French Foreign Minister Philippe Douste-Blazy said that as far as he knew the Saudi-born al Qaeda leader was still alive.

"To my knowledge Osama bin Laden is not dead," he said on LCI Television. But he added he had not seen a French secret service report, printed by a newspaper, which said Saudi Arabia was convinced bin Laden died of typhoid in Pakistan last month.

France, the United States and Britain all said earlier they were unable to confirm the report in French regional daily L'Est Republicain, which quoted the DGSE foreign intelligence service.

Time magazine separately posted an article on its website quoting an unidentified Saudi source as saying bin Laden was stricken with a water-borne disease and may already be dead.

The Saudi Embassy in Washington issued a statement saying: "The kingdom of Saudi Arabia has no evidence to support recent media reports that Osama bin Laden is dead. Information that has been reported otherwise is purely speculative and cannot be independently verified."

French President Jacques Chirac told reporters bin Laden's death "has not been confirmed in any way whatsoever and so I have no comment to make" and that he was surprised a confidential note had been published. France has launched an investigation into the leak.

"No comment, no knowledge," said US Secretary of State Condoleezza Rice when asked about the French article by reporters in New York.

British Prime Minister Tony Blair, asked in a BBC interview if he could shed light on the report, said: "No, I can't.

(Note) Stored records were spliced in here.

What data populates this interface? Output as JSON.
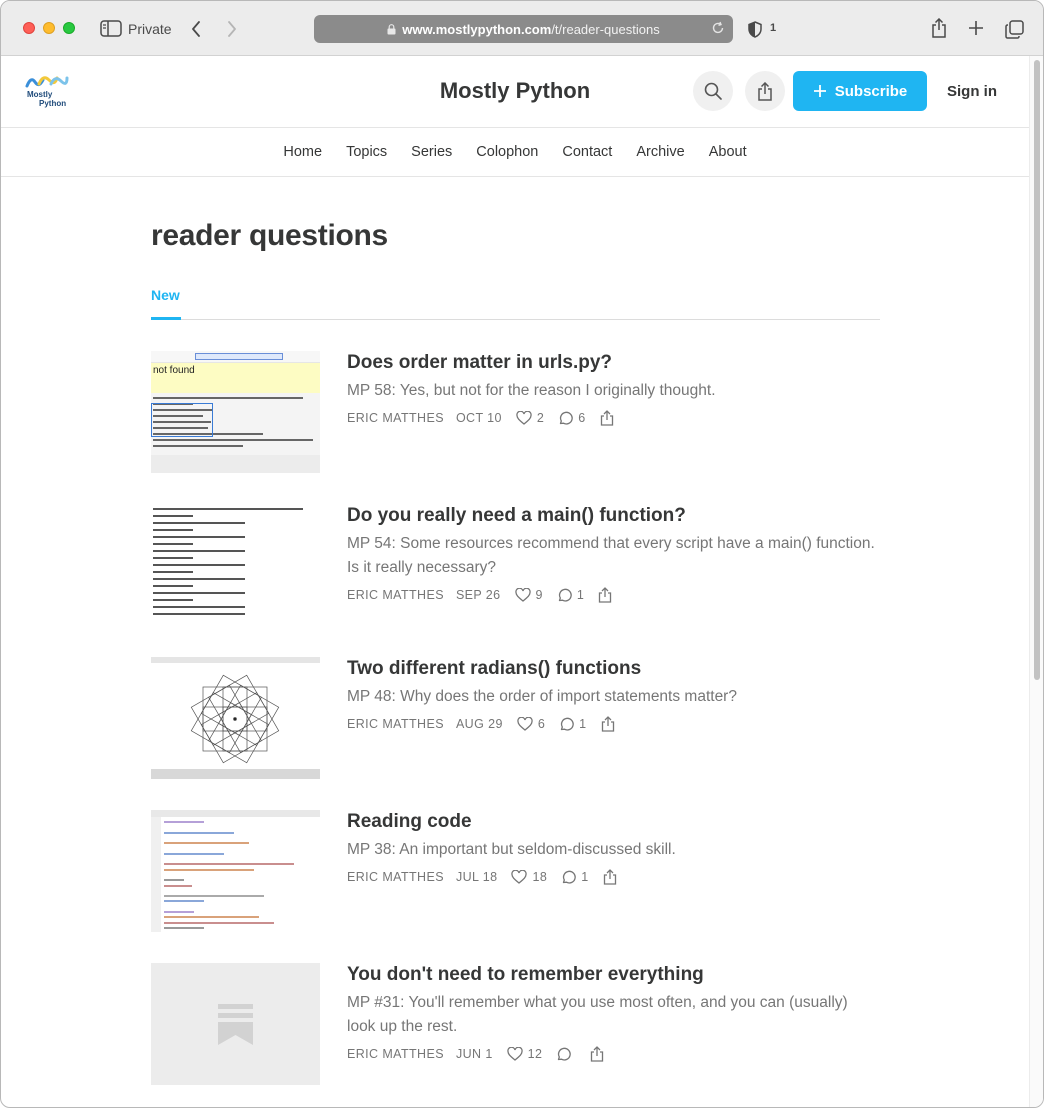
{
  "browser": {
    "private_label": "Private",
    "url_host": "www.mostlypython.com",
    "url_path": "/t/reader-questions",
    "tracker_count": "1"
  },
  "site": {
    "title": "Mostly Python",
    "logo_line1": "Mostly",
    "logo_line2": "Python",
    "subscribe_label": "Subscribe",
    "signin_label": "Sign in",
    "nav": [
      "Home",
      "Topics",
      "Series",
      "Colophon",
      "Contact",
      "Archive",
      "About"
    ]
  },
  "page": {
    "title": "reader questions",
    "tab_new": "New",
    "thumb1_text": "not found",
    "posts": [
      {
        "title": "Does order matter in urls.py?",
        "subtitle": "MP 58: Yes, but not for the reason I originally thought.",
        "author": "ERIC MATTHES",
        "date": "OCT 10",
        "likes": "2",
        "comments": "6"
      },
      {
        "title": "Do you really need a main() function?",
        "subtitle": "MP 54: Some resources recommend that every script have a main() function. Is it really necessary?",
        "author": "ERIC MATTHES",
        "date": "SEP 26",
        "likes": "9",
        "comments": "1"
      },
      {
        "title": "Two different radians() functions",
        "subtitle": "MP 48: Why does the order of import statements matter?",
        "author": "ERIC MATTHES",
        "date": "AUG 29",
        "likes": "6",
        "comments": "1"
      },
      {
        "title": "Reading code",
        "subtitle": "MP 38: An important but seldom-discussed skill.",
        "author": "ERIC MATTHES",
        "date": "JUL 18",
        "likes": "18",
        "comments": "1"
      },
      {
        "title": "You don't need to remember everything",
        "subtitle": "MP #31: You'll remember what you use most often, and you can (usually) look up the rest.",
        "author": "ERIC MATTHES",
        "date": "JUN 1",
        "likes": "12",
        "comments": ""
      }
    ]
  },
  "colors": {
    "accent": "#1fb5f2",
    "text": "#363737",
    "muted": "#767676"
  }
}
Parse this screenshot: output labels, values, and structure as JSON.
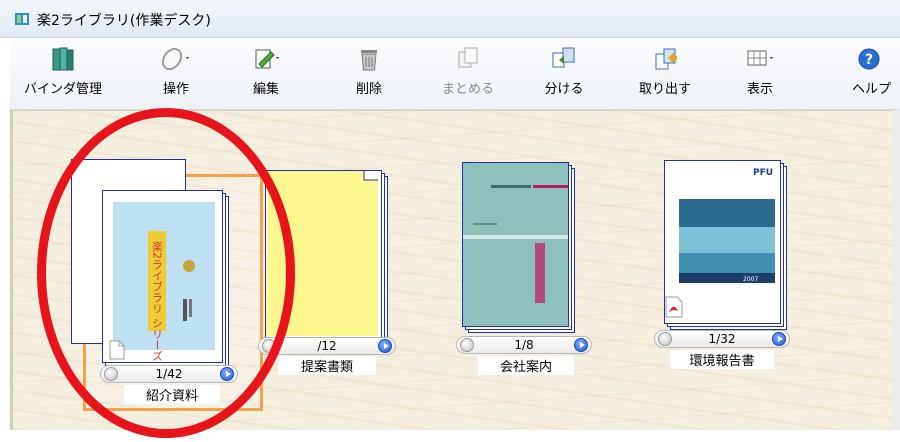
{
  "window": {
    "title": "楽2ライブラリ(作業デスク)"
  },
  "toolbar": {
    "items": [
      {
        "label": "バインダ管理",
        "icon": "binder-manage-icon",
        "disabled": false
      },
      {
        "label": "操作",
        "icon": "pen-operation-icon",
        "disabled": false
      },
      {
        "label": "編集",
        "icon": "edit-icon",
        "disabled": false
      },
      {
        "label": "削除",
        "icon": "trash-icon",
        "disabled": false
      },
      {
        "label": "まとめる",
        "icon": "merge-icon",
        "disabled": true
      },
      {
        "label": "分ける",
        "icon": "split-icon",
        "disabled": false
      },
      {
        "label": "取り出す",
        "icon": "extract-icon",
        "disabled": false
      },
      {
        "label": "表示",
        "icon": "view-icon",
        "disabled": false
      },
      {
        "label": "ヘルプ",
        "icon": "help-icon",
        "disabled": false
      }
    ]
  },
  "binders": [
    {
      "name": "紹介資料",
      "count": "1/42",
      "selected": true
    },
    {
      "name": "提案書類",
      "count": "/12",
      "selected": false
    },
    {
      "name": "会社案内",
      "count": "1/8",
      "selected": false
    },
    {
      "name": "環境報告書",
      "count": "1/32",
      "selected": false
    }
  ],
  "thumbnails": {
    "brochure_vertical_text": "楽2ライブラリ シリーズ",
    "report_logo": "PFU",
    "report_year": "2007"
  },
  "colors": {
    "selection_orange": "#f4a14a",
    "annotation_red": "#e8141c",
    "page_border_blue": "#1c2fb4"
  }
}
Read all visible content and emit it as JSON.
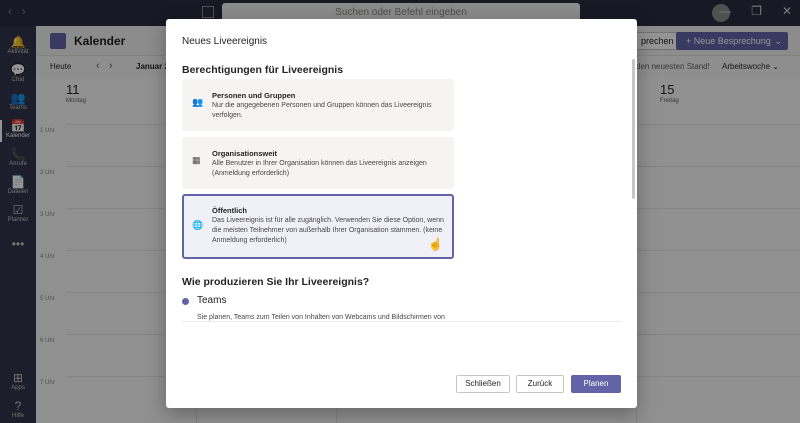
{
  "titlebar": {
    "search_placeholder": "Suchen oder Befehl eingeben",
    "nav_back": "‹",
    "nav_forward": "›",
    "window_controls": [
      "—",
      "❐",
      "✕"
    ]
  },
  "rail": [
    {
      "label": "Aktivität",
      "icon": "bell-icon",
      "glyph": "🔔"
    },
    {
      "label": "Chat",
      "icon": "chat-icon",
      "glyph": "💬"
    },
    {
      "label": "Teams",
      "icon": "teams-icon",
      "glyph": "👥"
    },
    {
      "label": "Kalender",
      "icon": "calendar-icon",
      "glyph": "📅"
    },
    {
      "label": "Anrufe",
      "icon": "phone-icon",
      "glyph": "📞"
    },
    {
      "label": "Dateien",
      "icon": "files-icon",
      "glyph": "📄"
    },
    {
      "label": "Planner",
      "icon": "planner-icon",
      "glyph": "☑"
    },
    {
      "label": "",
      "icon": "more-icon",
      "glyph": "•••"
    },
    {
      "label": "Apps",
      "icon": "apps-icon",
      "glyph": "⊞"
    },
    {
      "label": "Hilfe",
      "icon": "help-icon",
      "glyph": "?"
    }
  ],
  "header": {
    "title": "Kalender",
    "meet_button": "prechen",
    "new_meeting_button": "+ Neue Besprechung",
    "new_meeting_chevron": "⌄"
  },
  "toolbar": {
    "today": "Heute",
    "month": "Januar 2",
    "right_text": "den neuesten Stand!",
    "view": "Arbeitswoche ⌄"
  },
  "calendar": {
    "left_day_num": "11",
    "left_day_name": "Montag",
    "right_day_num": "15",
    "right_day_name": "Freitag",
    "times": [
      "1 Uhr",
      "2 Uhr",
      "3 Uhr",
      "4 Uhr",
      "5 Uhr",
      "6 Uhr",
      "7 Uhr"
    ]
  },
  "dialog": {
    "title": "Neues Liveereignis",
    "permissions_heading": "Berechtigungen für Liveereignis",
    "options": [
      {
        "title": "Personen und Gruppen",
        "description": "Nur die angegebenen Personen und Gruppen können das Liveereignis verfolgen.",
        "icon": "people-icon",
        "glyph": "👥",
        "selected": false
      },
      {
        "title": "Organisationsweit",
        "description": "Alle Benutzer in Ihrer Organisation können das Liveereignis anzeigen (Anmeldung erforderlich)",
        "icon": "building-icon",
        "glyph": "▦",
        "selected": false
      },
      {
        "title": "Öffentlich",
        "description": "Das Liveereignis ist für alle zugänglich. Verwenden Sie diese Option, wenn die meisten Teilnehmer von außerhalb Ihrer Organisation stammen. (keine Anmeldung erforderlich)",
        "icon": "globe-icon",
        "glyph": "🌐",
        "selected": true
      }
    ],
    "production_heading": "Wie produzieren Sie Ihr Liveereignis?",
    "production_option": "Teams",
    "production_desc": "Sie planen, Teams zum Teilen von Inhalten von Webcams und Bildschirmen von",
    "buttons": {
      "close": "Schließen",
      "back": "Zurück",
      "plan": "Planen"
    }
  },
  "colors": {
    "accent": "#6264a7",
    "rail": "#33344a",
    "titlebar": "#2b2b40"
  }
}
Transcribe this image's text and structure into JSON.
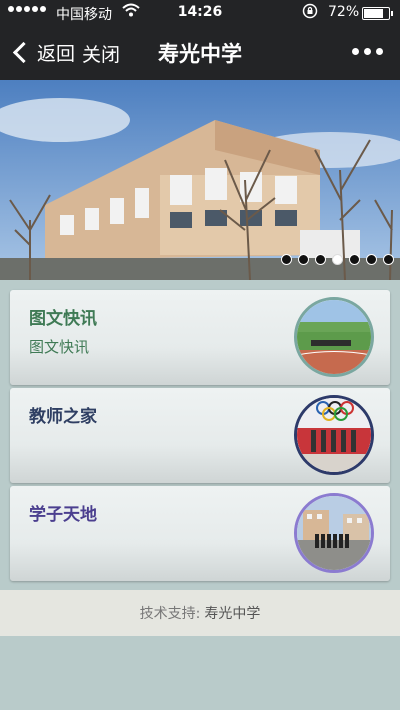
{
  "status_bar": {
    "carrier": "中国移动",
    "time": "14:26",
    "battery": "72%"
  },
  "nav": {
    "back_label": "返回",
    "close_label": "关闭",
    "title": "寿光中学"
  },
  "carousel": {
    "slide_count": 7,
    "active_index": 3
  },
  "cards": [
    {
      "title": "图文快讯",
      "subtitle": "图文快讯",
      "title_color": "#3f7a55",
      "ring_color": "#7aa7a0",
      "image": "sports-field-photo"
    },
    {
      "title": "教师之家",
      "subtitle": "",
      "title_color": "#2f3f63",
      "ring_color": "#2d3a6a",
      "image": "olympic-stage-photo"
    },
    {
      "title": "学子天地",
      "subtitle": "",
      "title_color": "#4b3f8f",
      "ring_color": "#8b7bd0",
      "image": "campus-group-photo"
    }
  ],
  "footer": {
    "label": "技术支持:",
    "value": "寿光中学"
  }
}
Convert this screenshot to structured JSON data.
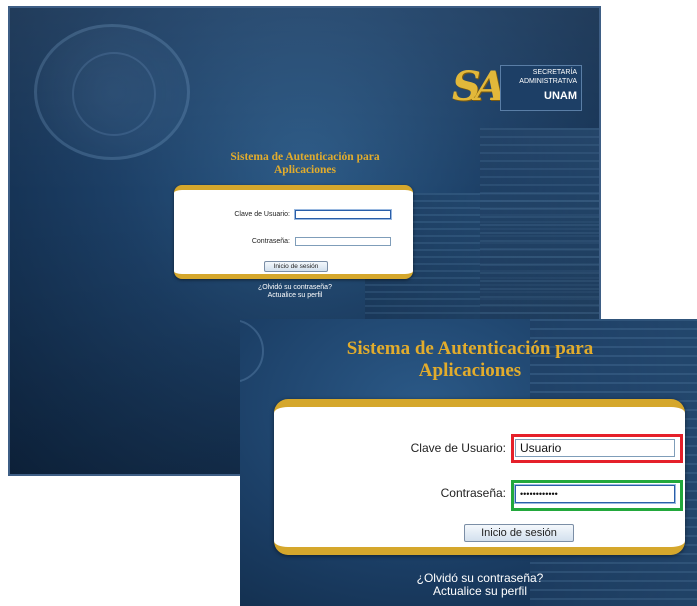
{
  "app": {
    "title_line1": "Sistema de Autenticación para",
    "title_line2": "Aplicaciones"
  },
  "logo": {
    "letters": "SA",
    "line1": "SECRETARÍA",
    "line2": "ADMINISTRATIVA",
    "line3": "UNAM"
  },
  "login": {
    "user_label": "Clave de Usuario:",
    "user_value": "",
    "password_label": "Contraseña:",
    "password_value": "",
    "submit_label": "Inicio de sesión",
    "forgot_line1": "¿Olvidó su contraseña?",
    "forgot_line2": "Actualice su perfil"
  },
  "zoom": {
    "user_value": "Usuario",
    "password_mask": "••••••••••••"
  },
  "colors": {
    "accent_gold": "#d5a72c",
    "title_gold": "#e2ac2c",
    "background_blue": "#1c3f66",
    "highlight_user": "#e5202a",
    "highlight_password": "#22a83c"
  },
  "icons": {
    "seal": "unam-seal-icon",
    "logo": "sa-logo-icon"
  }
}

I haven't heard anything that indicates that might be the case."

A US intelligence source said Washington, which wants to capture bin Laden, had no evidence the report was any more credible than earlier rumours of his death.

"We've heard these things before and have no reason to think this is any different," said the US intelligence official, who asked not to be named.

L'Est Republicain, published in Nancy, printed what it said was a copy of the DGSE report, dated September 21, and said it was passed to Chirac and Prime Minister Dominique de Villepin the same day.

"According to a usually reliable source, the Saudi services are now convinced that Osama bin Laden is dead," it read.

"The information gathered by the Saudis indicates that the head of al Qaeda fell victim, while he was in Pakistan on August 23, 2006 to a very serious case of typhoid that led to a partial paralysis of his internal organs."

Bin Laden was based in Afghanistan until its Taleban government was overthrown by US-backed forces in 2001 after al Qaeda's September 11 attacks on the United States.

Since then, US and Pakistani officials have said they believe he is hiding somewhere on the Afghanistan-Pakistan border.

Bin Laden is rumoured to have been suffering from kidney ailments and receiving dialysis treatment. His last video-taped message was released in late 2004 but several low-quality audio tapes have been released this year.

Time magazine said its source claimed Saudi officials have received a number of reports in recent weeks that bin Laden had been struck by a water-borne illness and was likely to be dead but it had no solid proof.

There was scepticism about whether Riyadh was well-placed to be the first to pick up on such a development.

"If anyone was in the picture, I doubt it would be Saudi intelligence," a Western diplomat in Riyadh said. "Even if Saudi Arabia had information, they'd pass it on to the United States, not France. It doesn't ring true."